This award supports theoretical research and education that aims to use recently developed concepts for describing topological states of electrons in materials to gain insight into how strongly interacting systems of electrons organize themselves in electrically conducting states. There are many different kinds of materials in the world, such as metals, insulators, and semiconductors. These materials make electronic devices, such as cell phones, computers, TV's, and even the internet possible. To design electronic devices with desired functions, theories are needed to describe and to predict the properties of metals, insulators, and semiconductors. As the theoretical physicist Landau discovered, states of matter such as liquids and crystals can be organized through the symmetry transformations performed on a given state that leaves it unchanged. For example, a rotation of 90 degrees around a principle axis of a crystal of common salt, can rotate new atoms into positions that were originally occupied by the very same kind of atom, so the crystal appears unchanged. The concept of symmetry also allows magnetic and other states to be organized by similar considerations. In recent years, it has been discovered that ideas from topology, the branch of mathematics concerned with geometric properties that are unchanged by deformations, twisting, and stretching objects, bring insight into new possible phases of matter, called topological phases. Topological insulators are a common example. They are fundamentally different from ordinary insulators in that while the bulk does not conduct electricity, their surfaces do, as if they belonged to a metal.
It is becoming understood that quantum entanglement is another underlying principle for materials, one which leads to a new class of quantum materials, also known as topological materials. Entanglement is a purely quantum property of a system that has no analog in our everyday experience. It reflects connections between the properties of a quantum system's parts, even if the parts become physically separated. The property is reflected in the structure of the many-electron state. The corresponding material theory -- the theory of topological order -- predicts a new class of insulators and semiconductors with new topological and quantum properties. These topological materials may play key roles in making quantum computers, just like silicon plays a key role in making commonly available conventional computers and cell phones of today.
This award supports theoretical research and education that aims to use modern fundamental concepts developed for topological states of matter to gain insight into how strongly interacting systems of electrons organized in gapless states. Research over the last 30 years reveals that Landau's symmetry breaking theory only describes a small set of possible phases that matter can have. The phases of matter can be much richer than has ever imagined before. The concepts of topological order and symmetry protected trivial (SPT) order to describe those new types of quantum phases. After much research, a systematic classification understanding of all topological orders and SPT orders for both bosonic and fermionic systems, in 1-, 2-, and 3-dimensional spaces has emerged. The time is now ripe to attack the next big problem: a systematic understanding of strongly correlated gapless states. This award supports the PI's research to engage this problem.
The PI takes the view that in general, an interacting system wants to be gapped, the most stable state.
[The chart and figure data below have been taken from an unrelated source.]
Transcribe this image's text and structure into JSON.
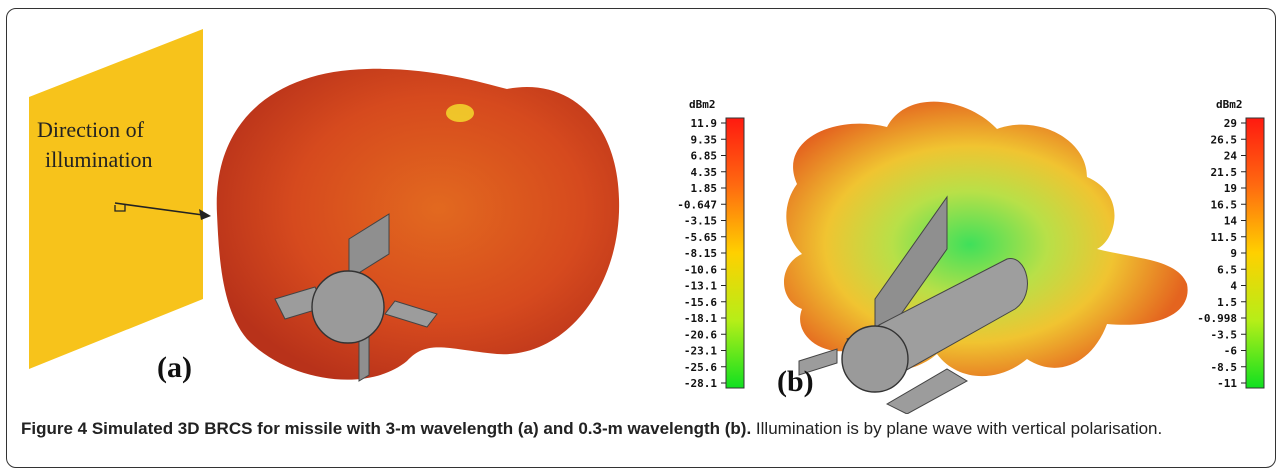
{
  "figure": {
    "annotation_lines": [
      "Direction of",
      "illumination"
    ],
    "panel_a_label": "(a)",
    "panel_b_label": "(b)"
  },
  "colorbar_a": {
    "unit": "dBm2",
    "ticks": [
      "11.9",
      "9.35",
      "6.85",
      "4.35",
      "1.85",
      "-0.647",
      "-3.15",
      "-5.65",
      "-8.15",
      "-10.6",
      "-13.1",
      "-15.6",
      "-18.1",
      "-20.6",
      "-23.1",
      "-25.6",
      "-28.1"
    ]
  },
  "colorbar_b": {
    "unit": "dBm2",
    "ticks": [
      "29",
      "26.5",
      "24",
      "21.5",
      "19",
      "16.5",
      "14",
      "11.5",
      "9",
      "6.5",
      "4",
      "1.5",
      "-0.998",
      "-3.5",
      "-6",
      "-8.5",
      "-11"
    ]
  },
  "colors": {
    "plane": "#f7c31b",
    "pattern_a": "#d9471f",
    "pattern_b": "#e08a1c",
    "missile": "#9a9a9a"
  },
  "caption": {
    "bold": "Figure 4 Simulated 3D BRCS for missile with 3-m wavelength (a) and 0.3-m wavelength (b).",
    "normal": " Illumination is by plane wave with vertical polarisation."
  }
}
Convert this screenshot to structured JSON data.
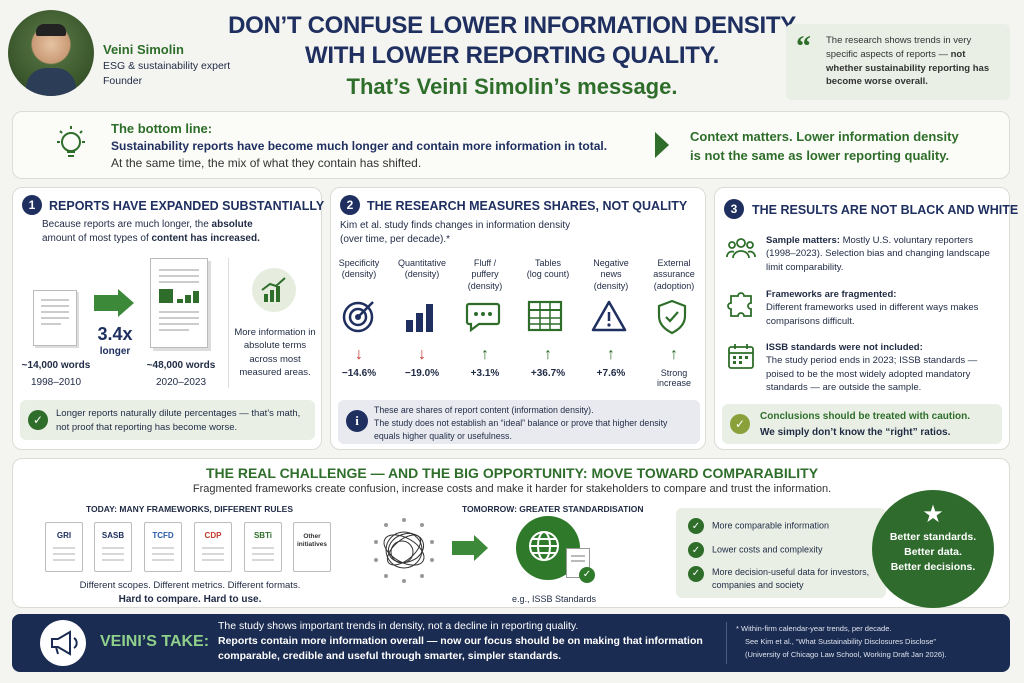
{
  "header": {
    "name": "Veini Simolin",
    "role1": "ESG & sustainability expert",
    "role2": "Founder",
    "title_line1": "DON’T CONFUSE LOWER INFORMATION DENSITY",
    "title_line2": "WITH LOWER REPORTING QUALITY.",
    "subtitle": "That’s Veini Simolin’s message.",
    "quote_text": "The research shows trends in very specific aspects of reports —",
    "quote_bold": "not whether sustainability reporting has become worse overall."
  },
  "bottom_line": {
    "heading": "The bottom line:",
    "bold": "Sustainability reports have become much longer and contain more information in total.",
    "text": "At the same time, the mix of what they contain has shifted.",
    "context_line1": "Context matters. Lower information density",
    "context_line2": "is not the same as lower reporting quality."
  },
  "s1": {
    "num": "1",
    "heading": "REPORTS HAVE EXPANDED SUBSTANTIALLY",
    "intro_a": "Because reports are much longer, the",
    "intro_b": "absolute",
    "intro_c": "amount of most types of",
    "intro_d": "content has increased.",
    "left_words": "~14,000 words",
    "left_years": "1998–2010",
    "factor": "3.4x",
    "factor_label": "longer",
    "right_words": "~48,000 words",
    "right_years": "2020–2023",
    "more_info": "More information in absolute terms across most measured areas.",
    "note_line1": "Longer reports naturally dilute percentages — that’s math,",
    "note_line2": "not proof that reporting has become worse."
  },
  "s2": {
    "num": "2",
    "heading": "THE RESEARCH MEASURES SHARES, NOT QUALITY",
    "intro1": "Kim et al. study finds changes in information density",
    "intro2": "(over time, per decade).*",
    "metrics": [
      {
        "label": "Specificity",
        "sub": "(density)",
        "value": "−14.6%",
        "dir": "down"
      },
      {
        "label": "Quantitative",
        "sub": "(density)",
        "value": "−19.0%",
        "dir": "down"
      },
      {
        "label": "Fluff /",
        "sub": "puffery (density)",
        "value": "+3.1%",
        "dir": "up"
      },
      {
        "label": "Tables",
        "sub": "(log count)",
        "value": "+36.7%",
        "dir": "up"
      },
      {
        "label": "Negative news",
        "sub": "(density)",
        "value": "+7.6%",
        "dir": "up"
      },
      {
        "label": "External",
        "sub": "assurance (adoption)",
        "value": "Strong increase",
        "dir": "up"
      }
    ],
    "note_line1": "These are shares of report content (information density).",
    "note_line2": "The study does not establish an “ideal” balance or prove that higher density",
    "note_line3": "equals higher quality or usefulness."
  },
  "s3": {
    "num": "3",
    "heading": "THE RESULTS ARE NOT BLACK AND WHITE",
    "items": [
      {
        "bold": "Sample matters:",
        "text": "Mostly U.S. voluntary reporters (1998–2023). Selection bias and changing landscape limit comparability."
      },
      {
        "bold": "Frameworks are fragmented:",
        "text": "Different frameworks used in different ways makes comparisons difficult."
      },
      {
        "bold": "ISSB standards were not included:",
        "text": "The study period ends in 2023; ISSB standards — poised to be the most widely adopted mandatory standards — are outside the sample."
      }
    ],
    "caution1": "Conclusions should be treated with caution.",
    "caution2": "We simply don’t know the “right” ratios."
  },
  "challenge": {
    "heading": "THE REAL CHALLENGE — AND THE BIG OPPORTUNITY: MOVE TOWARD COMPARABILITY",
    "sub": "Fragmented frameworks create confusion, increase costs and make it harder for stakeholders to compare and trust the information.",
    "today_label": "TODAY: MANY FRAMEWORKS, DIFFERENT RULES",
    "frameworks": [
      "GRI",
      "SASB",
      "TCFD",
      "CDP",
      "SBTi",
      "Other initiatives"
    ],
    "today_note": "Different scopes. Different metrics. Different formats.",
    "today_bold": "Hard to compare. Hard to use.",
    "tomorrow_label": "TOMORROW: GREATER STANDARDISATION",
    "tomorrow_caption": "e.g., ISSB Standards",
    "benefits": [
      "More comparable information",
      "Lower costs and complexity",
      "More decision-useful data for investors, companies and society"
    ],
    "circle1": "Better standards.",
    "circle2": "Better data.",
    "circle3": "Better decisions."
  },
  "footer": {
    "label": "VEINI’S TAKE:",
    "line1": "The study shows important trends in density, not a decline in reporting quality.",
    "line2": "Reports contain more information overall — now our focus should be on making that information",
    "line3": "comparable, credible and useful through smarter, simpler standards.",
    "fn1": "*  Within-firm calendar-year trends, per decade.",
    "fn2": "See Kim et al., “What Sustainability Disclosures Disclose”",
    "fn3": "(University of Chicago Law School, Working Draft Jan 2026)."
  },
  "colors": {
    "navy": "#1f3060",
    "green": "#2e6e2a",
    "red": "#c0392b",
    "dark_green": "#2f6b2c"
  }
}
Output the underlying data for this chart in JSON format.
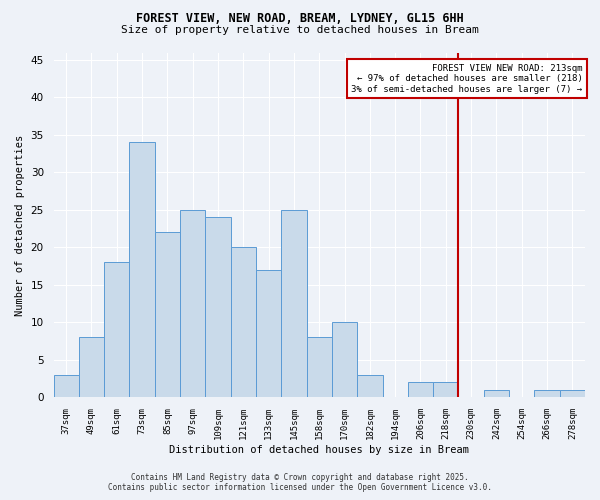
{
  "title_line1": "FOREST VIEW, NEW ROAD, BREAM, LYDNEY, GL15 6HH",
  "title_line2": "Size of property relative to detached houses in Bream",
  "xlabel": "Distribution of detached houses by size in Bream",
  "ylabel": "Number of detached properties",
  "bar_labels": [
    "37sqm",
    "49sqm",
    "61sqm",
    "73sqm",
    "85sqm",
    "97sqm",
    "109sqm",
    "121sqm",
    "133sqm",
    "145sqm",
    "158sqm",
    "170sqm",
    "182sqm",
    "194sqm",
    "206sqm",
    "218sqm",
    "230sqm",
    "242sqm",
    "254sqm",
    "266sqm",
    "278sqm"
  ],
  "bar_heights": [
    3,
    8,
    18,
    34,
    22,
    25,
    24,
    20,
    17,
    25,
    8,
    10,
    3,
    0,
    2,
    2,
    0,
    1,
    0,
    1,
    1
  ],
  "bar_color": "#c9daea",
  "bar_edge_color": "#5b9bd5",
  "vline_x_index": 15.5,
  "vline_color": "#c00000",
  "annotation_title": "FOREST VIEW NEW ROAD: 213sqm",
  "annotation_line2": "← 97% of detached houses are smaller (218)",
  "annotation_line3": "3% of semi-detached houses are larger (7) →",
  "annotation_box_color": "#c00000",
  "ylim": [
    0,
    46
  ],
  "yticks": [
    0,
    5,
    10,
    15,
    20,
    25,
    30,
    35,
    40,
    45
  ],
  "background_color": "#eef2f8",
  "grid_color": "#ffffff",
  "footnote1": "Contains HM Land Registry data © Crown copyright and database right 2025.",
  "footnote2": "Contains public sector information licensed under the Open Government Licence v3.0."
}
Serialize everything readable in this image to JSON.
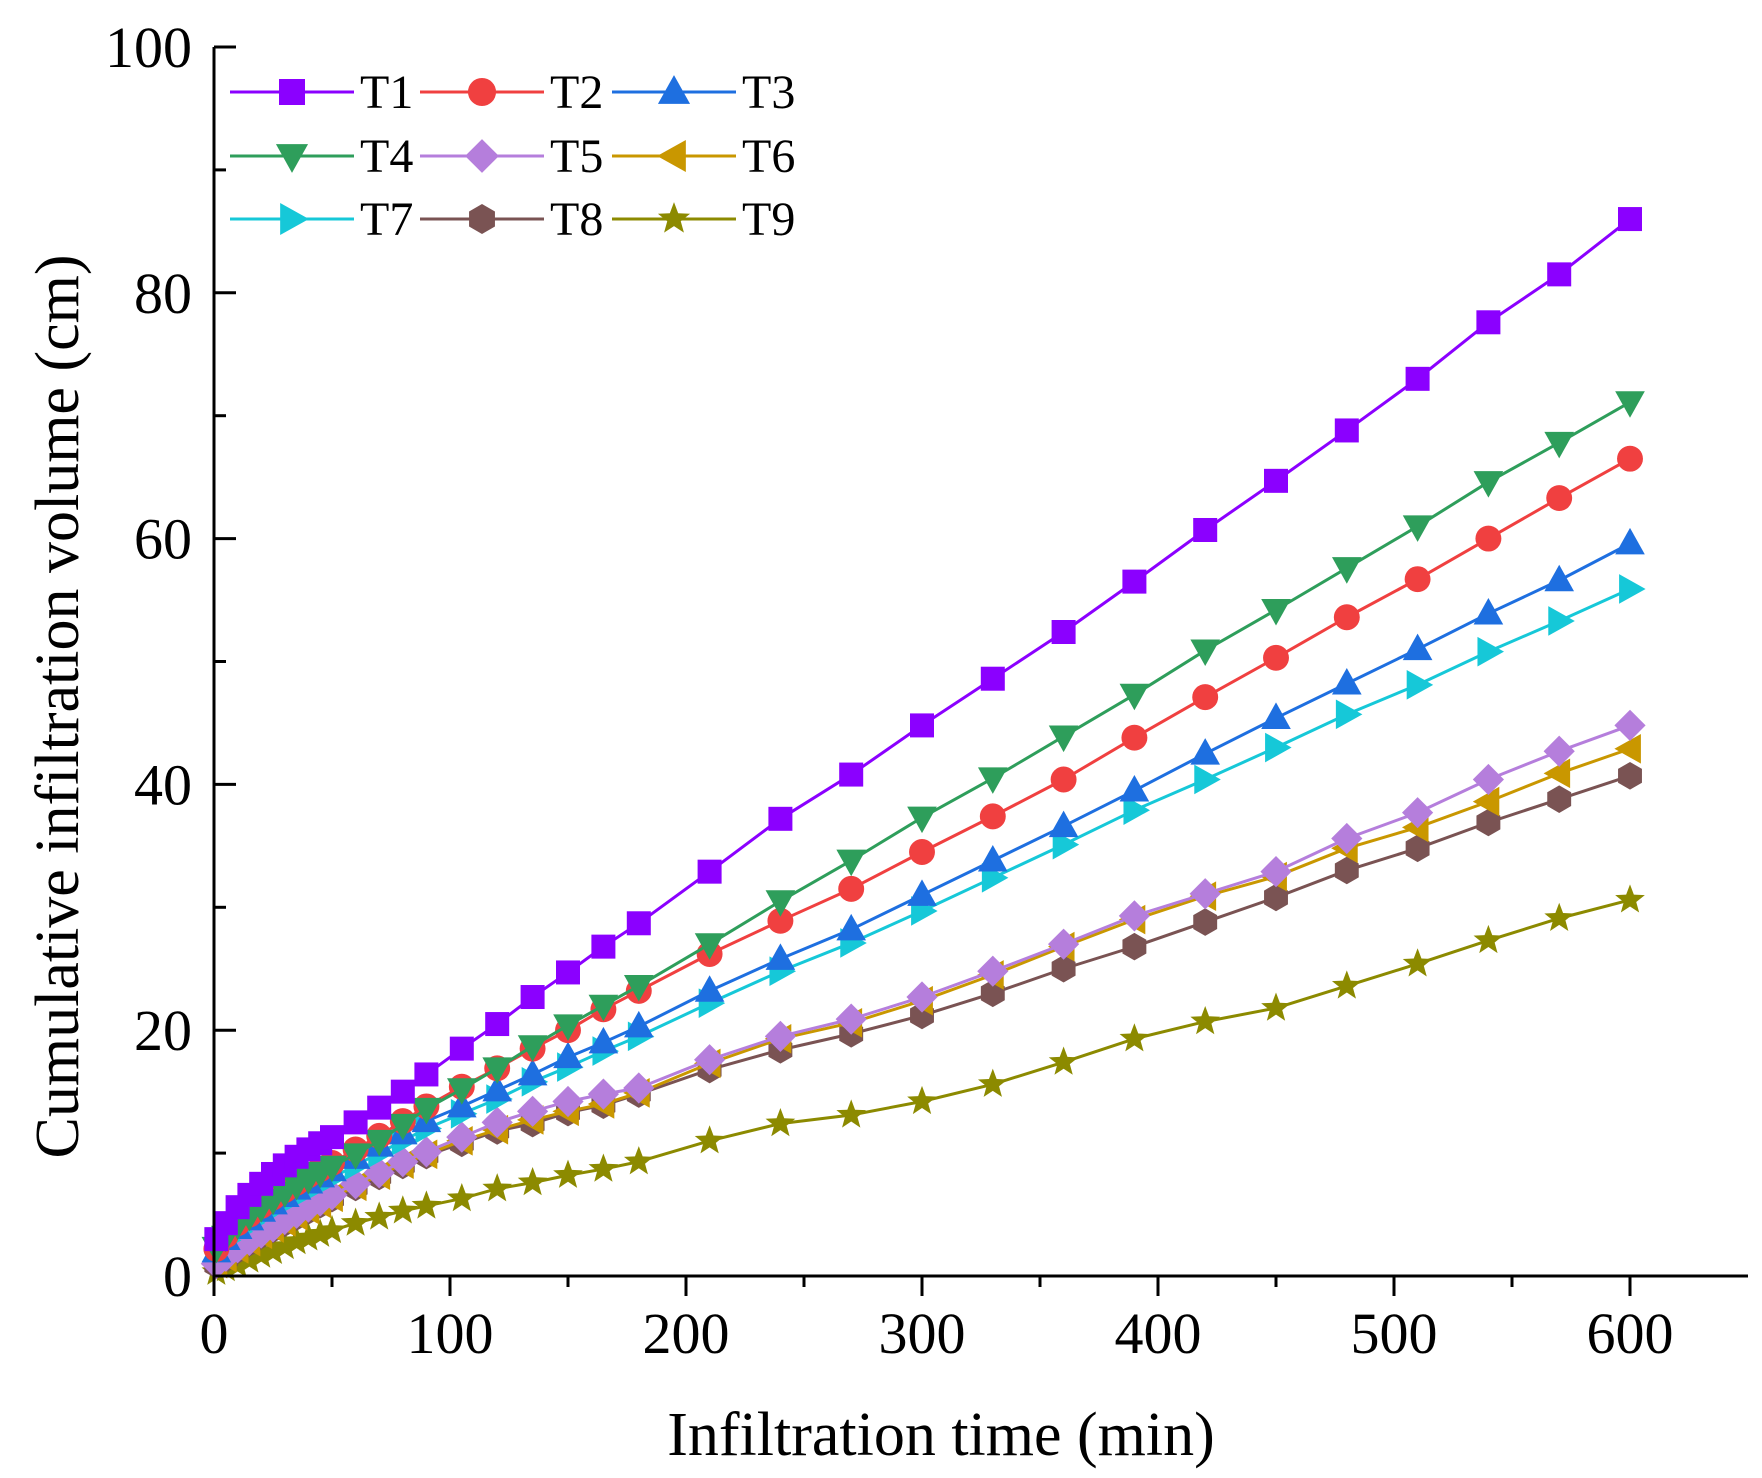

If an interacting system is gapless, the gapless state must be very special and highly organized, so that those gapless excitations can remain gapless even in the presence of interactions. This suggests that the general and systematic understanding of gapless quantum states is possible. First, the low energy part of a gapless state may become several decoupled sectors, where the interactions between different sectors flow to zero in the infrared limit under renormalization group flow. This appears to happen quite generally, such as the sectors with different velocities in 1d gapless system become decoupled at low energies. Consequently, in the low energy limit, there are often emergent symmetries and higher symmetries. Since each decoupled low energy sector is not a full system, each sector by itself is often anomalous. A sector by itself may have a gravitational anomaly or higher symmetry anomaly. It is well known that an anomaly can affect low energy dynamics, in particular, it can protect the low energy excitations with the result that they are gapless in some cases. The "gaplessness" of each decoupled sector may be understood via its anomaly. This may enable a systematic understanding of strongly correlated gapless states.
The strongly correlated gapless states should be much more complicated and much richer than strongly correlated gapped states. It may take some time to gain a fully systematic understanding of gapless states.
This award reflects NSF's statutory mission and has been deemed worthy of support through evaluation using the Foundation's intellectual merit and broader impacts review criteria.